The goal of these dialogical exchanges is collaborative and intentional learning in which students and faculty together connect enduring and emerging ideas, drawing on shared texts, lectures, seminar discussions, and cultural experiences The heart of the University Honors Program is, therefore, seminars in a flexible liberal arts curriculum, with four main areas of study: - Mathematics/Science/Technology - Philosophical and Religious Studies - Arts and Letters - Historical and Social Studies
The program satisfies the GE Inter-Multidisciplinary cluster, and select courses might also satisfy major, minor, other GE and/or elective requirements. In Honors courses, students encounter cultural classics in interdisciplinary ways from a diversity of perspectives and engage in seminar-based conversations that are historically holistic - that consider classics texts and paradigm-shifting events in their cultural and intercultural influence, their effects on our contemporary world, and their possible future consequences.
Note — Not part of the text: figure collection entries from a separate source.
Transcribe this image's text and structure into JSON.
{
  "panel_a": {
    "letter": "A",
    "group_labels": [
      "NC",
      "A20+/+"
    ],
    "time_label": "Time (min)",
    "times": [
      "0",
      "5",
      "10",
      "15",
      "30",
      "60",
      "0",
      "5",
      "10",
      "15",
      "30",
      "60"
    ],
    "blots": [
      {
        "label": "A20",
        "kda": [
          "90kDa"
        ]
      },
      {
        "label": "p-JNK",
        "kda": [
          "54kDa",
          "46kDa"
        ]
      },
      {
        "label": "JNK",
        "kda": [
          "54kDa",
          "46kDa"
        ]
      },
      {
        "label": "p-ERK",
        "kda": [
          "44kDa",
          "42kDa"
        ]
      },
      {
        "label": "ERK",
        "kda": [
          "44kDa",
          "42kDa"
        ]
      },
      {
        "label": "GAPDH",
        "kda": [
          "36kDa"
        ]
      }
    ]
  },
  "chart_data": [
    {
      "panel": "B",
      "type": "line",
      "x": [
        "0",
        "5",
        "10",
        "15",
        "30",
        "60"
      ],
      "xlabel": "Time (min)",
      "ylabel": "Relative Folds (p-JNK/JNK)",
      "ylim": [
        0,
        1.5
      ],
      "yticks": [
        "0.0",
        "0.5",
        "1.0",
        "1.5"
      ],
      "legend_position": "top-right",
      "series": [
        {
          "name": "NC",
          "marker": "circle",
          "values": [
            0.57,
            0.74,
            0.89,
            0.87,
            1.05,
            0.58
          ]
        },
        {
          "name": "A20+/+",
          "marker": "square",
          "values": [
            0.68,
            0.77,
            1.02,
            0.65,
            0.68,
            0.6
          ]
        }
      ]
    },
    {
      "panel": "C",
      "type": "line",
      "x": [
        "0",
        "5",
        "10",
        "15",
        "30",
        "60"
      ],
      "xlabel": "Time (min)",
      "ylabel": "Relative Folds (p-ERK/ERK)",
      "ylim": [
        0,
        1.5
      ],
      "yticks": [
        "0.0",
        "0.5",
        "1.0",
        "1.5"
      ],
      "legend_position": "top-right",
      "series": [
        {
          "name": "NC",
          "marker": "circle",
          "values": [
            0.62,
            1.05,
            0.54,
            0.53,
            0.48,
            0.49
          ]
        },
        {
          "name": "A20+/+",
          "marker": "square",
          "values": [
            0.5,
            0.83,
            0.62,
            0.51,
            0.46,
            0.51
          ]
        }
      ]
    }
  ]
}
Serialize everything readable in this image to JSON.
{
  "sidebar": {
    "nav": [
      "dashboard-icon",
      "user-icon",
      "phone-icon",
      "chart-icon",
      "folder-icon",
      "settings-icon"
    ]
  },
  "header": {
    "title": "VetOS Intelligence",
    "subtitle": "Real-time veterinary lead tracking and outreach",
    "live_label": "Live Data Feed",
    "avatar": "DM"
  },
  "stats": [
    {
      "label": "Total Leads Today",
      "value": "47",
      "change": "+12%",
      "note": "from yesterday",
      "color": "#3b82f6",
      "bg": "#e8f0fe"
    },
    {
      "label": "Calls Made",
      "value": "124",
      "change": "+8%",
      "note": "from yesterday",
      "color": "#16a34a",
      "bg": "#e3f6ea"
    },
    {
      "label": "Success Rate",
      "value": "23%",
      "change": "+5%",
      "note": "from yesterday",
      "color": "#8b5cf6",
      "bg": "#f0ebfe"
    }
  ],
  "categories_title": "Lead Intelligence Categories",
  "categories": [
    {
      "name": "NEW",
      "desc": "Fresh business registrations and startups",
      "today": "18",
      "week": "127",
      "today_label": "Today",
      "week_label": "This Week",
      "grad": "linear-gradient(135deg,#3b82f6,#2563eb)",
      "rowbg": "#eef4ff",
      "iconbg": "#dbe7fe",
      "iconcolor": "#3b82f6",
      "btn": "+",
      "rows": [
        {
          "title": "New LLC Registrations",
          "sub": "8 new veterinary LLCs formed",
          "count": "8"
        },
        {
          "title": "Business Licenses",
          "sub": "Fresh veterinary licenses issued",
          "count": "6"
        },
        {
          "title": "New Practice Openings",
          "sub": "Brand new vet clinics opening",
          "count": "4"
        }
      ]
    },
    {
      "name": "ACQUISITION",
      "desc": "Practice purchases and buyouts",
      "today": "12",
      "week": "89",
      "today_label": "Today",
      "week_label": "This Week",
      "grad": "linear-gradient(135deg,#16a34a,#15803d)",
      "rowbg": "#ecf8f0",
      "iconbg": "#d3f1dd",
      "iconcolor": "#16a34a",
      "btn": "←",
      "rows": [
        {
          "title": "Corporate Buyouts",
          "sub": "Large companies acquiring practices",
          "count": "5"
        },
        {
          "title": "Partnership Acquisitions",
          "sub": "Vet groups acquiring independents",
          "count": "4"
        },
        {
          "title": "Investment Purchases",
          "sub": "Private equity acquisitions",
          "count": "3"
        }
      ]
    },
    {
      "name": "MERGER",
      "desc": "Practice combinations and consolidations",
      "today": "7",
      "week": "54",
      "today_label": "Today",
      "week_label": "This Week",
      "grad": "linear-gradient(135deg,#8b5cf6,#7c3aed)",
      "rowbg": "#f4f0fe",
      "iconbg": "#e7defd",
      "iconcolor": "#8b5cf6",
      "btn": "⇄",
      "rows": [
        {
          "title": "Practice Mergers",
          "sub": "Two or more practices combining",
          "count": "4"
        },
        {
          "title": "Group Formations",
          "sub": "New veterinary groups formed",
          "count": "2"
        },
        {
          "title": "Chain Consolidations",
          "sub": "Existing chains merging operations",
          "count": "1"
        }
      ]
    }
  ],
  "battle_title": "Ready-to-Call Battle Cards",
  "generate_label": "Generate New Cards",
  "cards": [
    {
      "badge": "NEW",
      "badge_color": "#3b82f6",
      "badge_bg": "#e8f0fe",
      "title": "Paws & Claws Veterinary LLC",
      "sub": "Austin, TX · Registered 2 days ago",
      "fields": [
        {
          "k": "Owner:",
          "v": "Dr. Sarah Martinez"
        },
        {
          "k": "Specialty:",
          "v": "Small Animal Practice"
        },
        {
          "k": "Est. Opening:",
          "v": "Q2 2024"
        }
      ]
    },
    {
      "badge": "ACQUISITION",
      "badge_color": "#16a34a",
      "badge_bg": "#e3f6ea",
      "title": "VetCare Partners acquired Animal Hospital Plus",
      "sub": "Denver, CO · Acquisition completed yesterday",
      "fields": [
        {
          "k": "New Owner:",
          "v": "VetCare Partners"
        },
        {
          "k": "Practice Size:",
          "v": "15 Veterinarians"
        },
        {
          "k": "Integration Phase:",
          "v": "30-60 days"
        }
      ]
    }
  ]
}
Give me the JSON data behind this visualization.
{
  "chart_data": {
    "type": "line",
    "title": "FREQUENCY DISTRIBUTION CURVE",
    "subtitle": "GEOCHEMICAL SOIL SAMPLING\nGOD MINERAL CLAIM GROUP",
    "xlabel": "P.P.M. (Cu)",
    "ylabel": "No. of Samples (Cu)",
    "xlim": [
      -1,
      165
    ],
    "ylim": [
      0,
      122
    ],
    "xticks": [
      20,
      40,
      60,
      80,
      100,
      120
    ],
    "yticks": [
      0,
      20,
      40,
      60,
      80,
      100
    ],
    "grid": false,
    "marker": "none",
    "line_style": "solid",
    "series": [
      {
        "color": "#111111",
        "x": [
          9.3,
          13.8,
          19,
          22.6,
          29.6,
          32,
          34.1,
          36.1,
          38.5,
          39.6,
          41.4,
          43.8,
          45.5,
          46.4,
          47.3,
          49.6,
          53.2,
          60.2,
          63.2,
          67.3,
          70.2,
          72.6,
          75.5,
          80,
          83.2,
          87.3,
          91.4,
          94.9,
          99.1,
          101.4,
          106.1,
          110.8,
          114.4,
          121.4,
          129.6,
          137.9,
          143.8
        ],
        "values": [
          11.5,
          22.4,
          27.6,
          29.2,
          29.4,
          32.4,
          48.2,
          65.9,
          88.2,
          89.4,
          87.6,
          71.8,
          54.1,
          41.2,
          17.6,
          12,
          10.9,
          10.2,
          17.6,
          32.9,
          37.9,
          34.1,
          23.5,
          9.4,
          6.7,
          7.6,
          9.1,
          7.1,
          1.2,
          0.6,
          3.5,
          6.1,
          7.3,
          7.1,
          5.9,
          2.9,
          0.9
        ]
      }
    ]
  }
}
Seminar topics are wide-ranging, taking up such issues, for example, as the cross-cultural origins of mathematics; historical ideas of race; the rise and fall of gods; the scientific and social implications of human genome mapping; the city and its future; and visual rhetoric - with new seminar topics introduced each year.
The seminars, innovative and experimental in nature, are unique to the Honors program. The seminars are occasionally supplemented by an open lecture series course delivered by Chapman University's most outstanding scholar-teachers during the regular academic year and by preceptorials during interterm. Honors students have an enhanced opportunity to pursue research, study abroad, and engage in community-based learning.
Transfer students with 60 units or more prior to matriculation take five courses, including the senior capstone. Three of the five courses must be at the 300 level or above.